There is a current debate raging in Australia over what information in Government tendering processes should be regarded as commercial-in-confidence. The proximate trigger has been debate about the National Broadband Network and what should or should not be released from the Expert Panel report.
Today Henry Ergas has written a column on the general topic, though using the case of toll roads to make the point. I can't think of anything he has written with which I have agreed more. The secrecy accompanying PPP projects results in a lack of public accountability on the projects.
Part of his criticism is also of PPP's in general and the illusion that they reduce Government risk, whereas they tend to maintain risk, don't stop "crowding out" and really often amount to auctions for monopoly rents. I wouldn't perhaps subscribe to the theory that the private sector alone can be relied upon to deal with the issues of infrastructure building (I will return to that in a later post).
Mr Ergas will no doubt be delighting in the inquiry in the Federal Parliament that will be conducted by the Senate Finance and Public Administration Committee (inquiry won't be formally established till 15 November).
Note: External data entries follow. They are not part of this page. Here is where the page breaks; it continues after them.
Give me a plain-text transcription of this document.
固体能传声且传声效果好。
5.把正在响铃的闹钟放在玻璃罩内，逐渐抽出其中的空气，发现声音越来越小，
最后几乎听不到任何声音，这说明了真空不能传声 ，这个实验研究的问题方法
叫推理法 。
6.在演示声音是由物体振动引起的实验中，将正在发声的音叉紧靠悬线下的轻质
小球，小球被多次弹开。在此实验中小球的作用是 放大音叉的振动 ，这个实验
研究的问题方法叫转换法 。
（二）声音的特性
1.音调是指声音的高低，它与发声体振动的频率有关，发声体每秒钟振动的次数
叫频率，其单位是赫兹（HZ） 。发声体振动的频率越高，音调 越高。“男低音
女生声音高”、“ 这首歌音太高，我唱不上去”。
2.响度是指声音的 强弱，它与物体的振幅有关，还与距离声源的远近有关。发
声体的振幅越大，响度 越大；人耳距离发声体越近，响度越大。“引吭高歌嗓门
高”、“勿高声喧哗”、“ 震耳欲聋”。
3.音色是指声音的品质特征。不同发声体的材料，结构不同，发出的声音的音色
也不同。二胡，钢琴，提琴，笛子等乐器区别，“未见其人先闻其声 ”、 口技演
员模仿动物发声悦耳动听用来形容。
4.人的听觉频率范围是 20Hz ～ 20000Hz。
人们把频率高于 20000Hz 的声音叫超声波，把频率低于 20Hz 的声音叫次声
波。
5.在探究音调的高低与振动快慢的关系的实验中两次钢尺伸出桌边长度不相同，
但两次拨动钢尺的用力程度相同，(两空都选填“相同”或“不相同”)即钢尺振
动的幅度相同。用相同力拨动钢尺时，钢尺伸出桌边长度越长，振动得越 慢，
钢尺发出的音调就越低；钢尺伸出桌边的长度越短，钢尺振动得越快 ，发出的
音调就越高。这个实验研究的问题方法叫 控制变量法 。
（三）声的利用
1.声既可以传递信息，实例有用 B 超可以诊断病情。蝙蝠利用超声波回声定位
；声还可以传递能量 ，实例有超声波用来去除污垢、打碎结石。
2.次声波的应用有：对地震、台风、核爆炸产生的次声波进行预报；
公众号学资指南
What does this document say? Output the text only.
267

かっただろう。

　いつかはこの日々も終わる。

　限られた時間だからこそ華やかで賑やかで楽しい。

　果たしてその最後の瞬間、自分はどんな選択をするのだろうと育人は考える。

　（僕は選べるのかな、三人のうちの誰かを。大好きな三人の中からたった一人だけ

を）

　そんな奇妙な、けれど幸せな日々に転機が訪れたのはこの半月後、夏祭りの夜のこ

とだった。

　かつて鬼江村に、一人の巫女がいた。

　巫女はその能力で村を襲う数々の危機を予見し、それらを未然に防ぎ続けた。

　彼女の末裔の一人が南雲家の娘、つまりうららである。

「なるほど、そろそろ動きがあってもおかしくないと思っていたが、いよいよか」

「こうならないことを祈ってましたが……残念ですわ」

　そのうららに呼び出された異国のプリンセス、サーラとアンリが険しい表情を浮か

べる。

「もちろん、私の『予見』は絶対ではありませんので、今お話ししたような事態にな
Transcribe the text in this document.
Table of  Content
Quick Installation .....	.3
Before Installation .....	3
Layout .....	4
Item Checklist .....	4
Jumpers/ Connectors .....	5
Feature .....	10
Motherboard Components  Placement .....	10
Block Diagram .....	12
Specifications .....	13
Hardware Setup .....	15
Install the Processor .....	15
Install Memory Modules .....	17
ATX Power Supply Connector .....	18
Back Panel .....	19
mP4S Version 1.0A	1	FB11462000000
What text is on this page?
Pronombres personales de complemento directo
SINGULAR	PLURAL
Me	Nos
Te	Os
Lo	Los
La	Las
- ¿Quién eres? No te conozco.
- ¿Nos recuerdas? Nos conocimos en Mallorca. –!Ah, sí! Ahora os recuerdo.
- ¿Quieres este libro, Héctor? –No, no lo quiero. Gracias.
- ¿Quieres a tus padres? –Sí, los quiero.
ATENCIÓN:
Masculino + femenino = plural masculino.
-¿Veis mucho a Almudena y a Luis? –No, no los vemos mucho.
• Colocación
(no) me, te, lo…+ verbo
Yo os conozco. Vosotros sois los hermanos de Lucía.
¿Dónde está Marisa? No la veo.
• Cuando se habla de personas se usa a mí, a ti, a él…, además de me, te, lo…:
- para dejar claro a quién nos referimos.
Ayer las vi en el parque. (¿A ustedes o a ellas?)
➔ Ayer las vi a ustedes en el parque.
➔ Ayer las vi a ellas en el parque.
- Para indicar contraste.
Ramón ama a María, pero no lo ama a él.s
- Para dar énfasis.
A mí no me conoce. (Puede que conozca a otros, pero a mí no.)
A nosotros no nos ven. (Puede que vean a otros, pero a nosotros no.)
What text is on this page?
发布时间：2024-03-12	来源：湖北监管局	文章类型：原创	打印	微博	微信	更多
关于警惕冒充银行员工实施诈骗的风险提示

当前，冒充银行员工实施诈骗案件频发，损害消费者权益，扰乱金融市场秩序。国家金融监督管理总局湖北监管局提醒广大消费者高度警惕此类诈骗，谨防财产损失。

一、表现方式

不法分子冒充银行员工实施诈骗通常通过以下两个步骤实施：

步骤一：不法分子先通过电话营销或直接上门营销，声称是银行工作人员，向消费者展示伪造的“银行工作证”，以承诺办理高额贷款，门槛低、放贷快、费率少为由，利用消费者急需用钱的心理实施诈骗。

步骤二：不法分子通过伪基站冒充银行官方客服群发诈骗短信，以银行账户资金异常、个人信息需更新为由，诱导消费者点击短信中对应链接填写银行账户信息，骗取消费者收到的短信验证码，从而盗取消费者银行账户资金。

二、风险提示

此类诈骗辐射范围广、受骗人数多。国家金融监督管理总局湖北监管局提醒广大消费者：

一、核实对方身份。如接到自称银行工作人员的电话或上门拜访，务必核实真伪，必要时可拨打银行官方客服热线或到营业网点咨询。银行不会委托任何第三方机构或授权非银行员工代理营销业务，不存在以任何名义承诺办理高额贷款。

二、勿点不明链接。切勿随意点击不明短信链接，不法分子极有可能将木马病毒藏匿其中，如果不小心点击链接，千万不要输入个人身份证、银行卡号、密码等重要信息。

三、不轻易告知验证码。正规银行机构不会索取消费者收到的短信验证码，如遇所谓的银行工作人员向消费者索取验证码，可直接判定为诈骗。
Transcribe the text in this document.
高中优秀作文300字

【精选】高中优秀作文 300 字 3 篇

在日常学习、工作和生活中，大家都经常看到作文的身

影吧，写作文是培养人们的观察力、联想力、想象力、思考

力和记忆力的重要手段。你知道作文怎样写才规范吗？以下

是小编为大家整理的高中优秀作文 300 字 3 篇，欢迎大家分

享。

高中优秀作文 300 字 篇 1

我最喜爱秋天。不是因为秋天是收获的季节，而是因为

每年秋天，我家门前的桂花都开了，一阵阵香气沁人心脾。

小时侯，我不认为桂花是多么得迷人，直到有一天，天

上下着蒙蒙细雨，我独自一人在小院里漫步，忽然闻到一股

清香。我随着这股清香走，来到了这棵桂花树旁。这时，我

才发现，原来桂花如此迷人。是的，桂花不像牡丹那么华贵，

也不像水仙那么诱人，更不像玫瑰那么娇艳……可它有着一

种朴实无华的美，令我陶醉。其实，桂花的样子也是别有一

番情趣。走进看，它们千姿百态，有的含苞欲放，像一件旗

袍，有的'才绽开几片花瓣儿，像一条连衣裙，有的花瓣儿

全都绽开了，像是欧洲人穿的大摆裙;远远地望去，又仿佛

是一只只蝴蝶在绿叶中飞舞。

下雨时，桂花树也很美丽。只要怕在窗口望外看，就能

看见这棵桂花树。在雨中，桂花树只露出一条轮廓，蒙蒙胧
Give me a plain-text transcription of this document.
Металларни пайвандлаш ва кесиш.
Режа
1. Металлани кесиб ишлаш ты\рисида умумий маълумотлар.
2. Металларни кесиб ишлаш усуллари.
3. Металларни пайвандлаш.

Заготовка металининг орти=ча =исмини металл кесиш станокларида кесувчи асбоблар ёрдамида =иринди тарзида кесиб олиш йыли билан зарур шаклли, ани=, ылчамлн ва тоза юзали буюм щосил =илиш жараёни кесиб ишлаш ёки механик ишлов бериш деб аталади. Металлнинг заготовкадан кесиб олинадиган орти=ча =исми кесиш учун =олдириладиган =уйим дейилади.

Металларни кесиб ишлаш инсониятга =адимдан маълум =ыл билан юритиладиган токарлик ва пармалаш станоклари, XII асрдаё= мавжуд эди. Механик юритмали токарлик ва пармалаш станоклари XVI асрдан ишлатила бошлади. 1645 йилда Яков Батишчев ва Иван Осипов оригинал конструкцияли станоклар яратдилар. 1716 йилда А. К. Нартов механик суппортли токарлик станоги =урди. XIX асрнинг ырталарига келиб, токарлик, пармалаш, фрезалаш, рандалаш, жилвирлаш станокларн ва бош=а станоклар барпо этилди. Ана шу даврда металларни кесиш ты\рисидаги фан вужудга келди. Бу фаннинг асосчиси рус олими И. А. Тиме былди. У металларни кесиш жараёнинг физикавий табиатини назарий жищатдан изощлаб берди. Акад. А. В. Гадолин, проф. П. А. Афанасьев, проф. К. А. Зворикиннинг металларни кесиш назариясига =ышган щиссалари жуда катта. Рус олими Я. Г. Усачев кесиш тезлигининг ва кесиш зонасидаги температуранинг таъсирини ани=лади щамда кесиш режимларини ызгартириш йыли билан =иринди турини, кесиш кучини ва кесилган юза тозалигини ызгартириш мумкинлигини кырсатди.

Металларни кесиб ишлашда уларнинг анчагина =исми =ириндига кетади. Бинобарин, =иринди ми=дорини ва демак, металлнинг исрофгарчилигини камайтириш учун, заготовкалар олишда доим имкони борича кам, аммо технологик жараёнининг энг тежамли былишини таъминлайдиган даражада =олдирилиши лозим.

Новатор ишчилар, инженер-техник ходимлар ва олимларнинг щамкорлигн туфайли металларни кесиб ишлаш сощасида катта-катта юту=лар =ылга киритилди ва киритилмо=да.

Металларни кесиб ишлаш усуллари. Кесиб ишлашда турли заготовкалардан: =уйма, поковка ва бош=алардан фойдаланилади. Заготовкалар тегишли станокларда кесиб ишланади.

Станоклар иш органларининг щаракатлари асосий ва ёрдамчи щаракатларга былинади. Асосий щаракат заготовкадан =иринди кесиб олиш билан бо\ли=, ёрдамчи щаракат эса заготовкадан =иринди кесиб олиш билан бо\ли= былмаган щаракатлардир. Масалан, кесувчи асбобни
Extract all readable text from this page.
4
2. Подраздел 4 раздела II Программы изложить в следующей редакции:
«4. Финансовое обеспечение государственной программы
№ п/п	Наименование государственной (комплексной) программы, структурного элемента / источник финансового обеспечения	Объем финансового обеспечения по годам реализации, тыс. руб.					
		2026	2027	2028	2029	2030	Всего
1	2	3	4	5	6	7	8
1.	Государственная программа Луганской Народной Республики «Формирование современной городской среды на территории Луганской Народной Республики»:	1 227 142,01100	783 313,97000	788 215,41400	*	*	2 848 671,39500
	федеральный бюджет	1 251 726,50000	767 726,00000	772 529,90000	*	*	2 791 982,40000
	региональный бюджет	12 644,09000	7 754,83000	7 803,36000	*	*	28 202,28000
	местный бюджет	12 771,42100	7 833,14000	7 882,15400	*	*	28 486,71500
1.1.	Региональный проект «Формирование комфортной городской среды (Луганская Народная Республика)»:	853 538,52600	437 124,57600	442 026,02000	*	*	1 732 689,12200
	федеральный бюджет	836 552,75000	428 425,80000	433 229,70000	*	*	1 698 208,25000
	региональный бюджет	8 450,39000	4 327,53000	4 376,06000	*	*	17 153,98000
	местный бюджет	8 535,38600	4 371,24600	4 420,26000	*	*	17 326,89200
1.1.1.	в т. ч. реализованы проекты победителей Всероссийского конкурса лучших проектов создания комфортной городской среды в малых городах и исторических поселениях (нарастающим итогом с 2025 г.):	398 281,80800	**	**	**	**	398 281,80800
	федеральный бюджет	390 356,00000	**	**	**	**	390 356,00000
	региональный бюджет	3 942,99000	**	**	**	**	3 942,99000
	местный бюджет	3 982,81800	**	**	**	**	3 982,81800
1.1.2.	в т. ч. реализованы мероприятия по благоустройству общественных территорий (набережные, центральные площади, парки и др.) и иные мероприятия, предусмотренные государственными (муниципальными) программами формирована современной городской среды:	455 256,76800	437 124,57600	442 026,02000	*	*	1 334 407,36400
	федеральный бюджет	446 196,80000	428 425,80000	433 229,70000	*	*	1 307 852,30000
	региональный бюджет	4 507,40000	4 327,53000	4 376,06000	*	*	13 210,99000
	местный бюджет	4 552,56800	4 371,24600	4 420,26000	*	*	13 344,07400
The inquiry will be addressing "A process for determining public interest immunity claims made by the government in response to orders of the Senate or of Senate committees for the production of information and documents."
The inquiry could range further, given that in speaking on the topic Greens leader Senator Brown said "Freedom of information ought to have been legislated long ago for the private sector as well as for the public sector because the private sector ... is very, very dependent upon the largesse of taxpayers."
This is where Senator Minchin's demands over Telstra have led. Both Senator Minchin and Mr rgas need to realise that this practice of claiming commercial confidentiality has been driven more by the private sector in its dealings with Government than by the political process. They may be winning no friends in boardrooms around town.
Meanwhil any of my dear readers who have an interest in the matter of claimed confidentiality might like to take note of the inquiry.